Cette première «chance» saisie, le plus délicat reste à faire pour Bagdad: communiquer d'ici au 8 décembre au Conseil de sécurité la liste complète et exacte de tous ses programmes de développement d'armement biologique, chimique et nucléaire, ainsi que de son programme de missiles balistiques. Or Américains et Britanniques, à l'origine de la résolution, ont indiqué mercredi qu'ils attendaient Bagdad au tournant de cette deuxième échéance, qui illustrera de manière beaucoup plus claire la volonté irakienne de se conformer ou non à ses obligations.

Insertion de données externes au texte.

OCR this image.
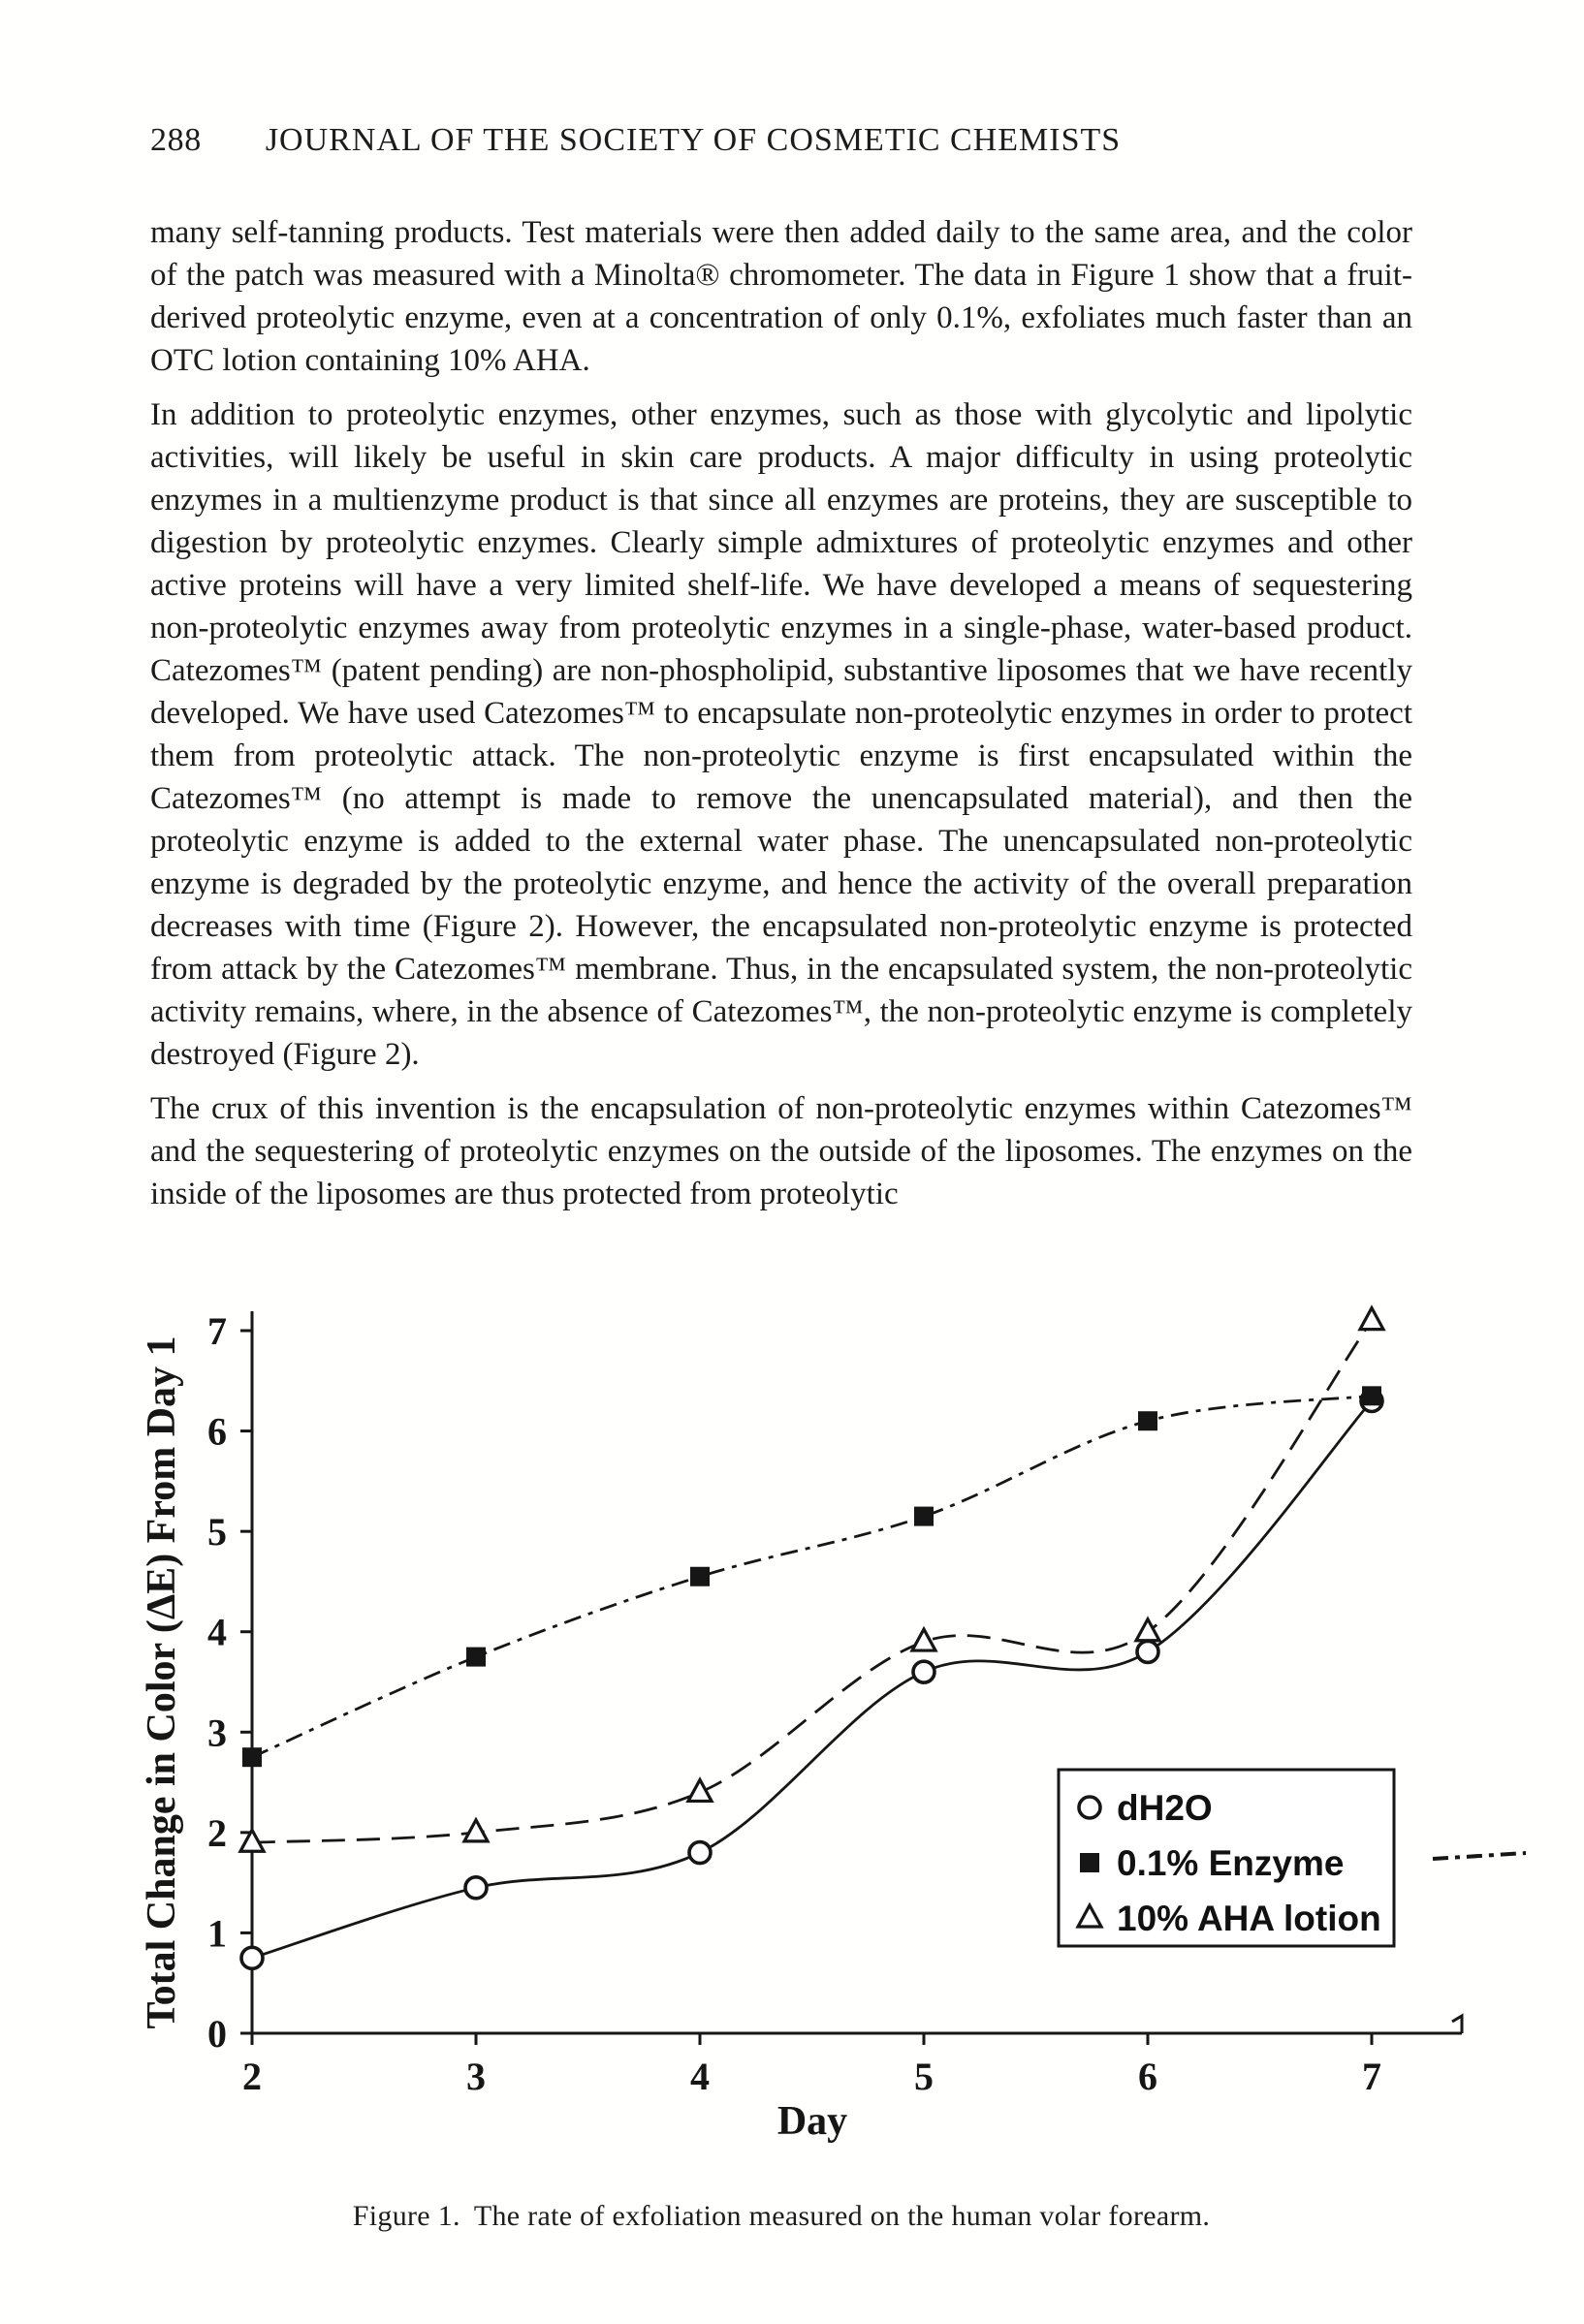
288 JOURNAL OF THE SOCIETY OF COSMETIC CHEMISTS

many self-tanning products. Test materials were then added daily to the same area, and the color of the patch was measured with a Minolta® chromometer. The data in Figure 1 show that a fruit-derived proteolytic enzyme, even at a concentration of only 0.1%, exfoliates much faster than an OTC lotion containing 10% AHA.

In addition to proteolytic enzymes, other enzymes, such as those with glycolytic and lipolytic activities, will likely be useful in skin care products. A major difficulty in using proteolytic enzymes in a multienzyme product is that since all enzymes are proteins, they are susceptible to digestion by proteolytic enzymes. Clearly simple admixtures of proteolytic enzymes and other active proteins will have a very limited shelf-life. We have developed a means of sequestering non-proteolytic enzymes away from proteolytic enzymes in a single-phase, water-based product. Catezomes™ (patent pending) are non-phospholipid, substantive liposomes that we have recently developed. We have used Catezomes™ to encapsulate non-proteolytic enzymes in order to protect them from proteolytic attack. The non-proteolytic enzyme is first encapsulated within the Catezomes™ (no attempt is made to remove the unencapsulated material), and then the proteolytic enzyme is added to the external water phase. The unencapsulated non-proteolytic enzyme is degraded by the proteolytic enzyme, and hence the activity of the overall preparation decreases with time (Figure 2). However, the encapsulated non-proteolytic enzyme is protected from attack by the Catezomes™ membrane. Thus, in the encapsulated system, the non-proteolytic activity remains, where, in the absence of Catezomes™, the non-proteolytic enzyme is completely destroyed (Figure 2).

The crux of this invention is the encapsulation of non-proteolytic enzymes within Catezomes™ and the sequestering of proteolytic enzymes on the outside of the liposomes. The enzymes on the inside of the liposomes are thus protected from proteolytic

Total Change in Color (ΔE) From Day 1
Day
0
1
2
3
4
5
6
7
2	3	4	5	6	7
dH2O
0.1% Enzyme
10% AHA lotion
Figure 1. The rate of exfoliation measured on the human volar forearm.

Sans attendre, le régime irakien a fait savoir mercredi qu'il ferait part à l'ONU, dans un second courrier, de ses «observations» sur certains aspects de la résolution jugés «contraires au droit international, à la Charte des Nations unies, ainsi qu'à de précédentes résolutions pertinentes du Conseil de sécurité». Il porte surtout le combat sur le terrain des équipes d'inspecteurs. Puisque leur composition n'est plus du seul ressort des membres permanents du Conseil de sécurité, Etats-Unis en tête, Bagdad milite pour que ces équipes incluent des ressortissants de pays arabes. Il espère trouver en la personne de son frère ennemi syrien un relais autant dévoué qu'il a à se faire pardonner sa participation à la guerre du Golfe dans le camp de la coalition, en 1991. Le ministre syrien des Affaires étrangères, Farouk al-Chareh, a certes fait état de «contacts» entamés entre la Ligue arabe et l'ONU. Mais à ce stade, il demeure difficile de démêler déclaration d'intention et volonté réelle de servir les intérêts irakiens en évitant que les missions d'inspection soient truffées de membres des services secrets occidentaux aux objectifs sans grand rapport avec le désarmement, comme cela avait été le cas jusqu'en 1998.

En réponse aux pressions irakiennes, l'Unmovic a rappelé qu'elle avait fourni un entraînement à des inspecteurs de 49 pays, parmi lesquels six Jordaniens et un Marocain. L'un de ses responsables faisant remarquer de manière sibylline qu'ils n'avaient «pas reçu beaucoup de candidatures en provenance de pays arabes».